The proposal also drew criticism from both Joe Ferguson, president of the business-backed fiscal watchdog the Civic Federation, and Jack Lavin, the President and CEO of the Chicagoland Chamber of Commerce. The two were dismayed Johnson did not identify other efficiencies or other cuts before resorting to a property tax hike, they said.

“Residents and businesses are already struggling with persistently high property assessments, inflation, and costly regulations,” Lavin said in a Wednesday release. “We cannot afford to let Chicago residents and the businesses that employ them shoulder the entire burden without also looking toward shared sacrifice, more effective cuts to spending, and commonsense efficiencies.”

Ferguson re-upped the Civic Federation’s call to pause supplemental pension payments in lieu of a property tax hike and said it seemed there was virtually no consideration of furloughs for city workers. The cost of balancing the budget should be more widely shared, he argued, even if that means some cuts to the city’s workforce.

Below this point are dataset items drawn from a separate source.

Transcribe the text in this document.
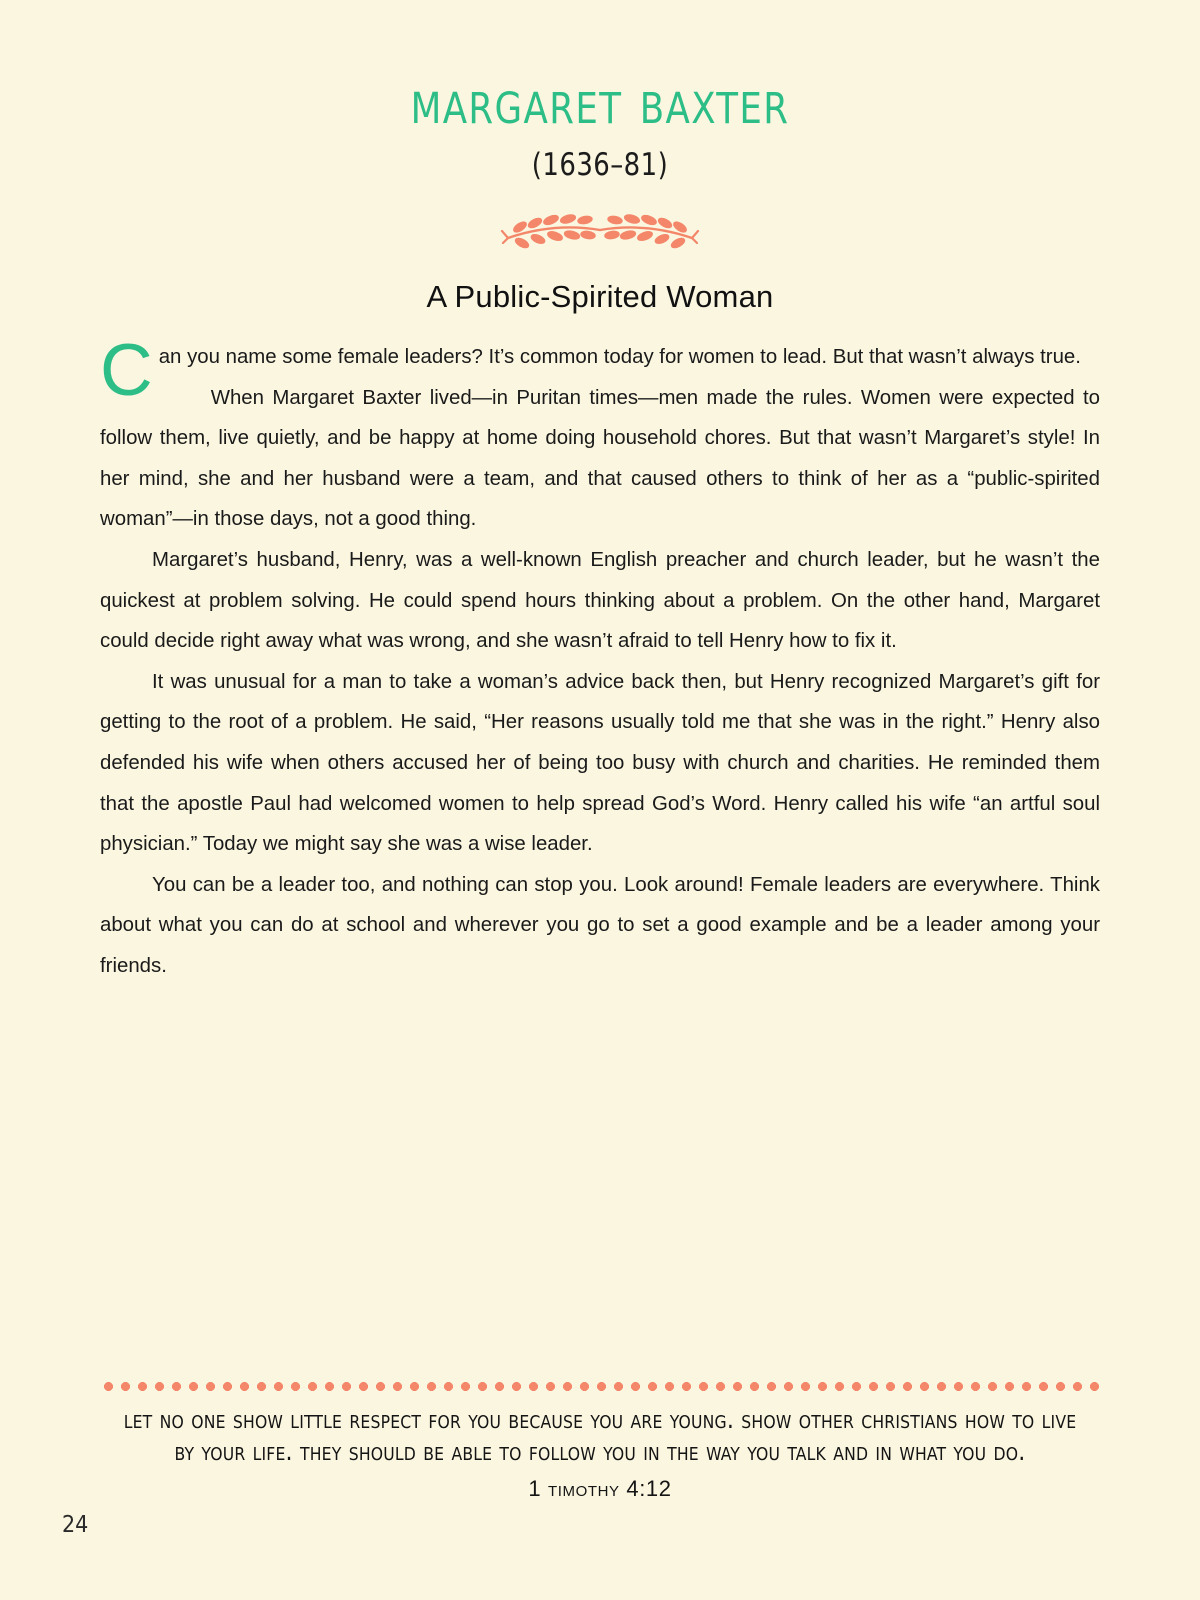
margaret baxter
(1636–81)
A Public-Spirited Woman

Can you name some female leaders? It’s common today for women to lead. But that wasn’t always true.

When Margaret Baxter lived—in Puritan times—men made the rules. Women were expected to follow them, live quietly, and be happy at home doing household chores. But that wasn’t Margaret’s style! In her mind, she and her husband were a team, and that caused others to think of her as a “public-spirited woman”—in those days, not a good thing.

Margaret’s husband, Henry, was a well-known English preacher and church leader, but he wasn’t the quickest at problem solving. He could spend hours thinking about a problem. On the other hand, Margaret could decide right away what was wrong, and she wasn’t afraid to tell Henry how to fix it.

It was unusual for a man to take a woman’s advice back then, but Henry recognized Margaret’s gift for getting to the root of a problem. He said, “Her reasons usually told me that she was in the right.” Henry also defended his wife when others accused her of being too busy with church and charities. He reminded them that the apostle Paul had welcomed women to help spread God’s Word. Henry called his wife “an artful soul physician.” Today we might say she was a wise leader.

You can be a leader too, and nothing can stop you. Look around! Female leaders are everywhere. Think about what you can do at school and wherever you go to set a good example and be a leader among your friends.

let no one show little respect for you because you are young. show other christians how to live by your life. they should be able to follow you in the way you talk and in what you do.
1 timothy 4:12
24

“For all the criticism of Rahm Emanuel over the years, I’m fairly certain in this particular situation he’d have called labor into the room, all together, locked the door, bought pizza and said we’re not leaving this room,” Ferguson said.

Now it’s up to the City Council to push back, Ferguson said. “It has an enormous amount of leverage and power in order to shape that budget.”